Os dados mais recentes do IBGE apontam que em 2020 aproximadamente 16 milhões de brasileiros eram analfabetos, o equivalente a 7% da população nacional à época. Esse enorme ‘déficit civilizatório’ é o resultado constrangedor de décadas de políticas públicas mal conduzidas que, apesar de bem intencionadas, não têm logrado alfabetizar devidamente crianças, jovens e adultos do país.
O panorama sombrio de 2020 deve ter se agravado em consequência do ‘apagão’ imposto pela pandemia de covid-19 ao sistema educacional. Segundo o Fundo das Nações Unidas para a Infância (UNICEF), em 2019 o Brasil tinha 1,1 milhão de crianças e jovens sem acesso a escolas. Em 2020 esse número saltou para 5,1 milhões, dos quais 41% estavam em idade de alfabetização.
A repercussão desse trágico ‘efeito colateral’ da pandemia sobre a realidade da alfabetização em nosso país só será estatisticamente conhecida nos próximos anos. Porém, as expectativas são pouco animadoras, pois muitos dos que perderam a oportunidade de se alfabetizarem no tempo certo não mais o farão.
Além de graves e crônicas defasagens do sistema educacional, agravadas pela pandemia, o Brasil convive com outro ‘fantasma’, tão real quanto grave: o analfabetismo funcional. Em 2018, estatística mais recente, o Indicador de Alfabetismo Funcional (Inaf) apontou que 29% dos brasileiros eram considerados analfabetos funcionais. Embora isso significasse uma queda de dez pontos percentuais em relação ao ano de 2001, nada sugere que tenhamos avançado significativamente, nos últimos quatro anos, para reduzir esse indicador alarmante.
No Brasil, para efeitos estatísticos é considerado analfabeto funcional o indivíduo acima de vinte anos que não completou quatro anos de ensino formal.
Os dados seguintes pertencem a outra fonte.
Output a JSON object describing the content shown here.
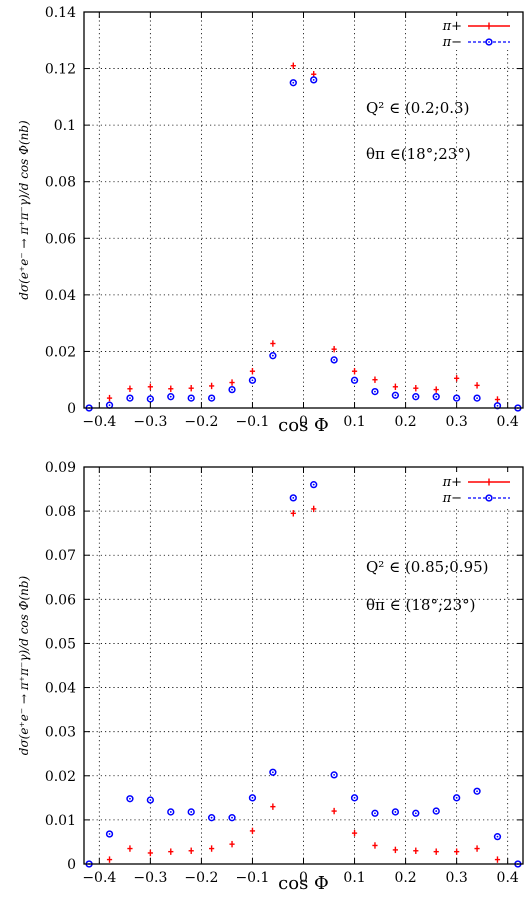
{
  "chart_data": [
    {
      "type": "scatter",
      "xlabel": "cos Φ",
      "ylabel": "dσ(e⁺e⁻ → π⁺π⁻γ)/d cos Φ(nb)",
      "xlim": [
        -0.43,
        0.43
      ],
      "ylim": [
        0,
        0.14
      ],
      "xticks": [
        "−0.4",
        "−0.3",
        "−0.2",
        "−0.1",
        "0",
        "0.1",
        "0.2",
        "0.3",
        "0.4"
      ],
      "yticks": [
        "0",
        "0.02",
        "0.04",
        "0.06",
        "0.08",
        "0.1",
        "0.12",
        "0.14"
      ],
      "grid": true,
      "legend_position": "top-right",
      "annotations": [
        "Q² ∈ (0.2;0.3)",
        "θπ ∈(18°;23°)"
      ],
      "series": [
        {
          "name": "π+",
          "color": "#ff0000",
          "marker": "cross-errorbar",
          "x": [
            -0.42,
            -0.38,
            -0.34,
            -0.3,
            -0.26,
            -0.22,
            -0.18,
            -0.14,
            -0.1,
            -0.06,
            -0.02,
            0.02,
            0.06,
            0.1,
            0.14,
            0.18,
            0.22,
            0.26,
            0.3,
            0.34,
            0.38,
            0.42
          ],
          "y": [
            0,
            0.0035,
            0.0068,
            0.0075,
            0.0068,
            0.007,
            0.0078,
            0.009,
            0.013,
            0.0228,
            0.121,
            0.118,
            0.0208,
            0.013,
            0.01,
            0.0075,
            0.007,
            0.0065,
            0.0105,
            0.008,
            0.003,
            0
          ]
        },
        {
          "name": "π−",
          "color": "#0000ff",
          "marker": "open-circle",
          "x": [
            -0.42,
            -0.38,
            -0.34,
            -0.3,
            -0.26,
            -0.22,
            -0.18,
            -0.14,
            -0.1,
            -0.06,
            -0.02,
            0.02,
            0.06,
            0.1,
            0.14,
            0.18,
            0.22,
            0.26,
            0.3,
            0.34,
            0.38,
            0.42
          ],
          "y": [
            0,
            0.001,
            0.0035,
            0.0032,
            0.004,
            0.0035,
            0.0035,
            0.0065,
            0.0098,
            0.0185,
            0.115,
            0.116,
            0.017,
            0.0098,
            0.0058,
            0.0045,
            0.004,
            0.004,
            0.0035,
            0.0035,
            0.0008,
            0
          ]
        }
      ]
    },
    {
      "type": "scatter",
      "xlabel": "cos Φ",
      "ylabel": "dσ(e⁺e⁻ → π⁺π⁻γ)/d cos Φ(nb)",
      "xlim": [
        -0.43,
        0.43
      ],
      "ylim": [
        0,
        0.09
      ],
      "xticks": [
        "−0.4",
        "−0.3",
        "−0.2",
        "−0.1",
        "0",
        "0.1",
        "0.2",
        "0.3",
        "0.4"
      ],
      "yticks": [
        "0",
        "0.01",
        "0.02",
        "0.03",
        "0.04",
        "0.05",
        "0.06",
        "0.07",
        "0.08",
        "0.09"
      ],
      "grid": true,
      "legend_position": "top-right",
      "annotations": [
        "Q² ∈ (0.85;0.95)",
        "θπ ∈ (18°;23°)"
      ],
      "series": [
        {
          "name": "π+",
          "color": "#ff0000",
          "marker": "cross-errorbar",
          "x": [
            -0.42,
            -0.38,
            -0.34,
            -0.3,
            -0.26,
            -0.22,
            -0.18,
            -0.14,
            -0.1,
            -0.06,
            -0.02,
            0.02,
            0.06,
            0.1,
            0.14,
            0.18,
            0.22,
            0.26,
            0.3,
            0.34,
            0.38,
            0.42
          ],
          "y": [
            0,
            0.001,
            0.0035,
            0.0025,
            0.0028,
            0.003,
            0.0035,
            0.0045,
            0.0075,
            0.013,
            0.0795,
            0.0805,
            0.012,
            0.007,
            0.0042,
            0.0032,
            0.003,
            0.0028,
            0.0028,
            0.0035,
            0.001,
            0
          ]
        },
        {
          "name": "π−",
          "color": "#0000ff",
          "marker": "open-circle",
          "x": [
            -0.42,
            -0.38,
            -0.34,
            -0.3,
            -0.26,
            -0.22,
            -0.18,
            -0.14,
            -0.1,
            -0.06,
            -0.02,
            0.02,
            0.06,
            0.1,
            0.14,
            0.18,
            0.22,
            0.26,
            0.3,
            0.34,
            0.38,
            0.42
          ],
          "y": [
            0,
            0.0068,
            0.0148,
            0.0145,
            0.0118,
            0.0118,
            0.0105,
            0.0105,
            0.015,
            0.0208,
            0.083,
            0.086,
            0.0202,
            0.015,
            0.0115,
            0.0118,
            0.0115,
            0.012,
            0.015,
            0.0165,
            0.0062,
            0
          ]
        }
      ]
    }
  ]
}
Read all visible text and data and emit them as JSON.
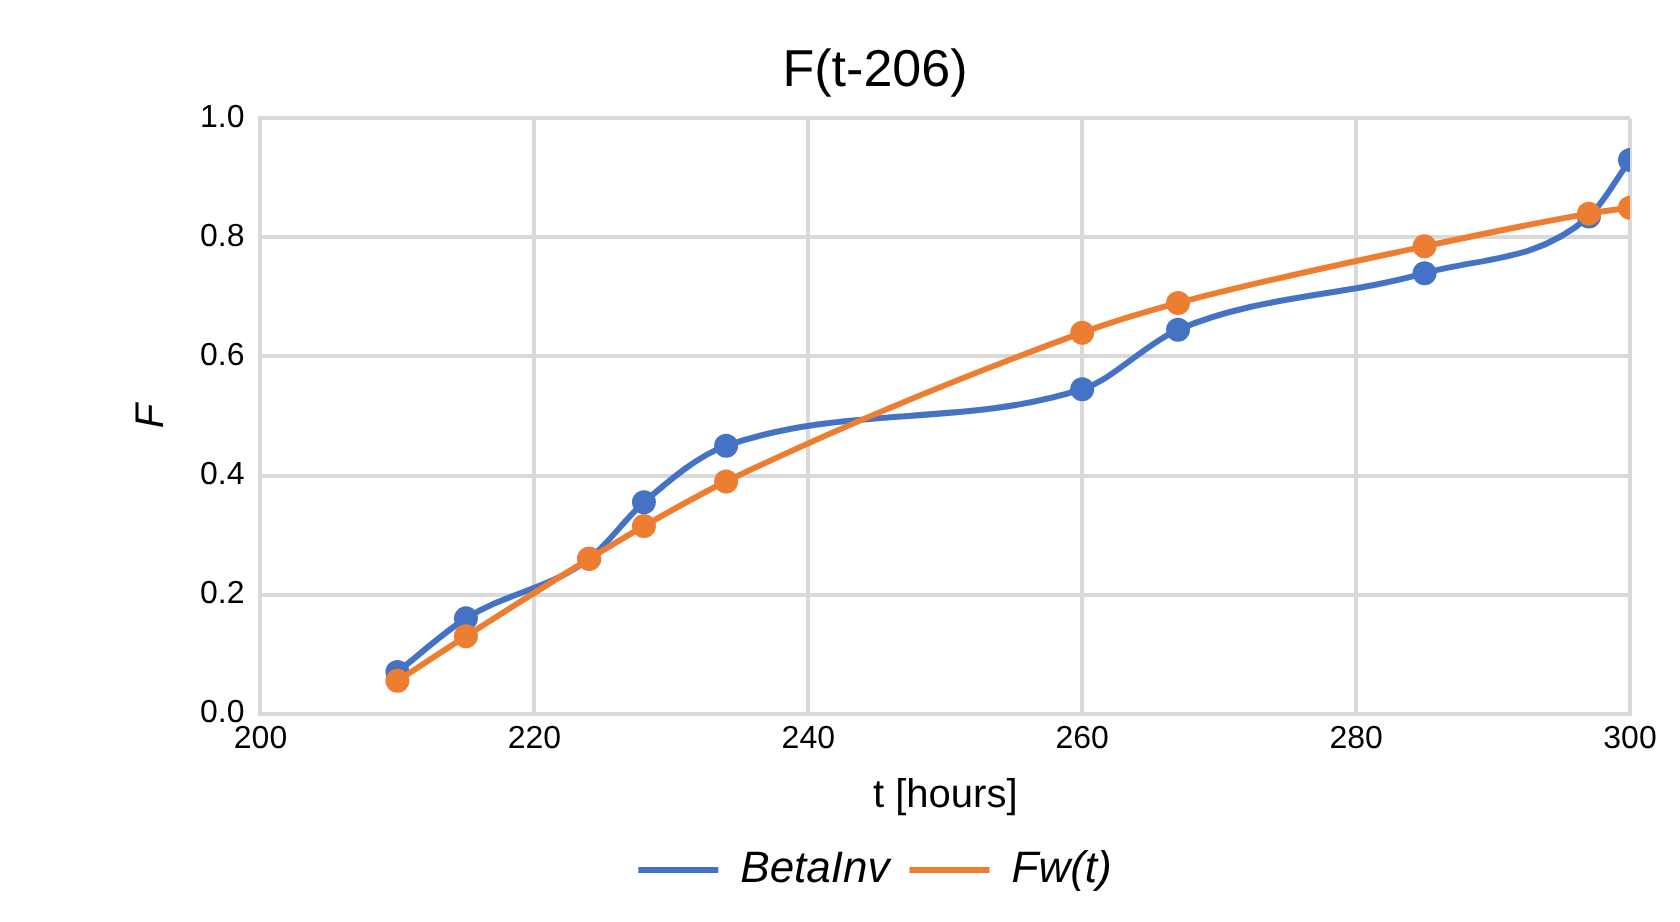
{
  "chart_data": {
    "type": "line",
    "title": "F(t-206)",
    "xlabel": "t [hours]",
    "ylabel": "F",
    "x": [
      210,
      215,
      224,
      228,
      234,
      260,
      267,
      285,
      297,
      300
    ],
    "series": [
      {
        "name": "BetaInv",
        "color": "#4472c4",
        "values": [
          0.07,
          0.16,
          0.26,
          0.355,
          0.45,
          0.545,
          0.645,
          0.74,
          0.835,
          0.93
        ]
      },
      {
        "name": "Fw(t)",
        "color": "#ed7d31",
        "values": [
          0.055,
          0.13,
          0.26,
          0.315,
          0.39,
          0.64,
          0.69,
          0.785,
          0.84,
          0.85
        ]
      }
    ],
    "xlim": [
      200,
      300
    ],
    "xticks": [
      200,
      220,
      240,
      260,
      280,
      300
    ],
    "ylim": [
      0,
      1
    ],
    "yticks": [
      {
        "value": 0,
        "label": "0.0"
      },
      {
        "value": 0.2,
        "label": "0.2"
      },
      {
        "value": 0.4,
        "label": "0.4"
      },
      {
        "value": 0.6,
        "label": "0.6"
      },
      {
        "value": 0.8,
        "label": "0.8"
      },
      {
        "value": 1,
        "label": "1.0"
      }
    ],
    "grid": true,
    "legend": "bottom",
    "marker": "circle",
    "line_style": "solid"
  }
}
Significa que, embora possa ler textos simples, não consegue extrair seu sentido nem é capaz de se expressar através da escrita. Também é incapaz de realizar operações matemáticas simples.
Contudo, para além de definições formais o problema assume contornos reais de graves proporções e de prolongada repercussão quando a citada pesquisa do Inaf apontou que 13% dos indivíduos que concluíram o ensino médio podiam ser considerados analfabetos funcionais. Enquanto isso, apenas 34% das pessoas que tinham ingressado no ensino superior foram consideradas proficientes – nível mais alto na escala do alfabetismo – ou seja, capazes de compreender plenamente o que leem, e de expor suas ideias em textos razoavelmente articulados.
Diante do que, além de enfrentar o ingente e urgente desafio de resgatar a vexatória e histórica dívida social e humana representada pelo analfabetismo, o Brasil precisa mobilizar todas as suas forças para superar as defasagens e distorções responsáveis pelo alto índice de analfabetismo funcional.
Com 16 milhões de analfabetos e 38 milhões de analfabetos funcionais, segundo a UNESCO, não é difícil imaginar a dimensão e a importância dessa tarefa.
(*) Iran Coelho das Neves é presidente do Tribunal de Contas do Estado de Mato Grosso do Sul.